The seraph moved with sickening speed, snatching up Lucifer’s hand. He cried out in surprised protest, and summoned his flames. The crawl beneath his skin was unpleasant. The burn unusual in how it caused him to shiver.

‘Raise your flame to me, I dare you.’ Michael’s spittle hit Lucifer’s cheeks like chips of ice. ‘Give me another reason to strike you down, here and now, without need for White Mountain’s sentence.’

Lucifer sunk the fire deeper beneath his skin. Micheal drew in closer, bringing shadows with him, causing the wood beams to groan as the walls shifted around him.

‘Where is the simurgh, daemon?’ He traced his finger around the gash on Lucifer’s palm.

‘I left it to Wrath to deal with.’ Michael’s presence was a terrible pressure on his chest. He struggled to keep his thoughts in a row. If the angel had only witnessed Gabriel’s last moments, he could not prove Lucifer’s words true or otherwise.

‘Where is the simurgh?’

‘I don’t know.’ The truth had a way of flowing more easily.

Michael turned the bones to powder in his tight-hold, letting them sift between his fingers and fall down onto the penny dreadful laid out on Lucifer’s lap. ‘Iblis and Gabriel deserved what you did to them, they deserved our lord’s Wrath. They were traitors, both. But what are you, Lucifer?’ His finger kept working in slow ovals around the wound. ‘I saw what they took from your spawn, a prince who should have been put to death the moment he raised his vestige against a Seraph. I saw you bring down an Archangel to protect something that does not belong to you, and might well destroy everything my brothers and I have set in place to contain the halo. Don’t be more of a fool, daemon. I know the Cultivation does not remain in that cockaigne.’ He brought his hand, white with angel dust, to Lucifer’s throat, and wrapped his fingers around it. The pressurehe brought to bear forced Lucifer to his feet. Lucifer’s innards drew tight with knots. His flame twisted and riled against the fear that swept through them. ‘The madness of Seraphiel has stained you, but it is our mistake not to have paid greater heed to how deeply you were enraptured by him. The lengths you’d go to, to keep his dangerous, fanciful delusion alive. And now, it has killed you.’

‘Perhaps glasses are in order, I’m alive.’ Lucifer rasped against the angel’s chokehold. ‘And you’d do well to reconsider destroying a King of Daemonkind, one who carries the lord’s trumpeter, proof I had his Blessing in this.’

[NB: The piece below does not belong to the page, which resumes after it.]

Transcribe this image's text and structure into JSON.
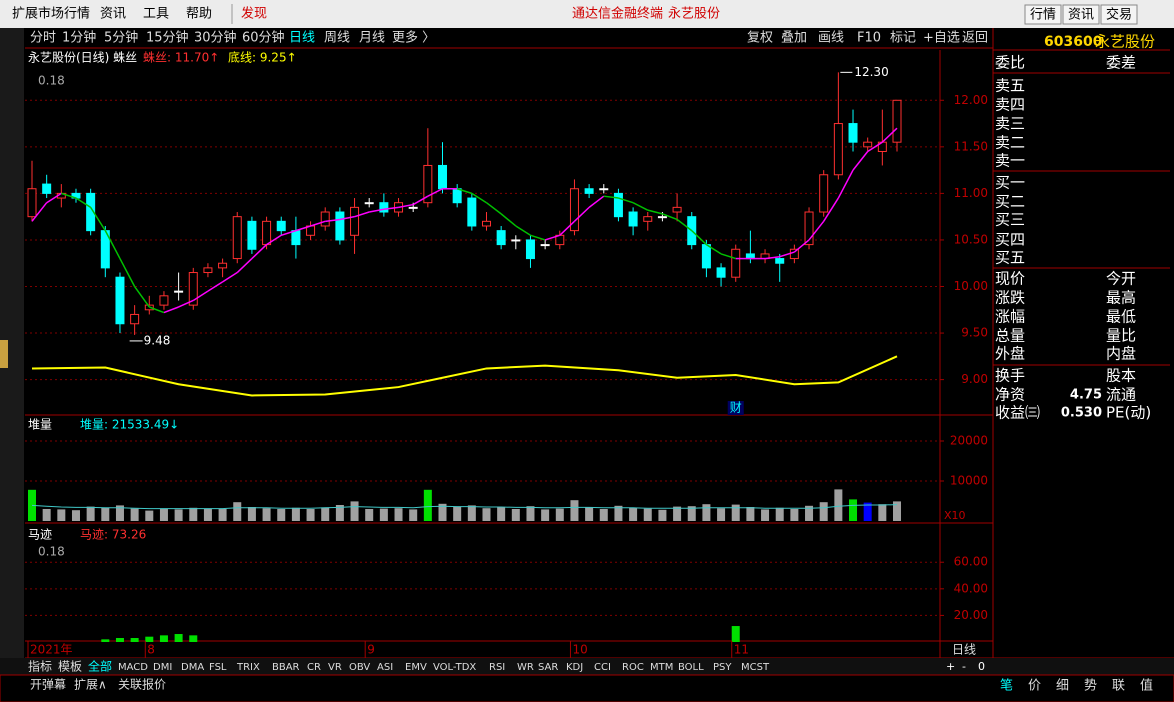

Michael smiled, teeth of purest white gleaming. Slick as blades. ‘Our lord’s Blessings come in many shades, so few of them pure. Will he come for you when your suffering becomes too much? And it shall, for you have stood far too close to the Primordial Flame, daemon.’ He lifted Lucifer just high enough to ensure his tiptoes only reached the floor with much straining. ‘Where is the simurgh? I’ll ask one last time, before I give you no choice.’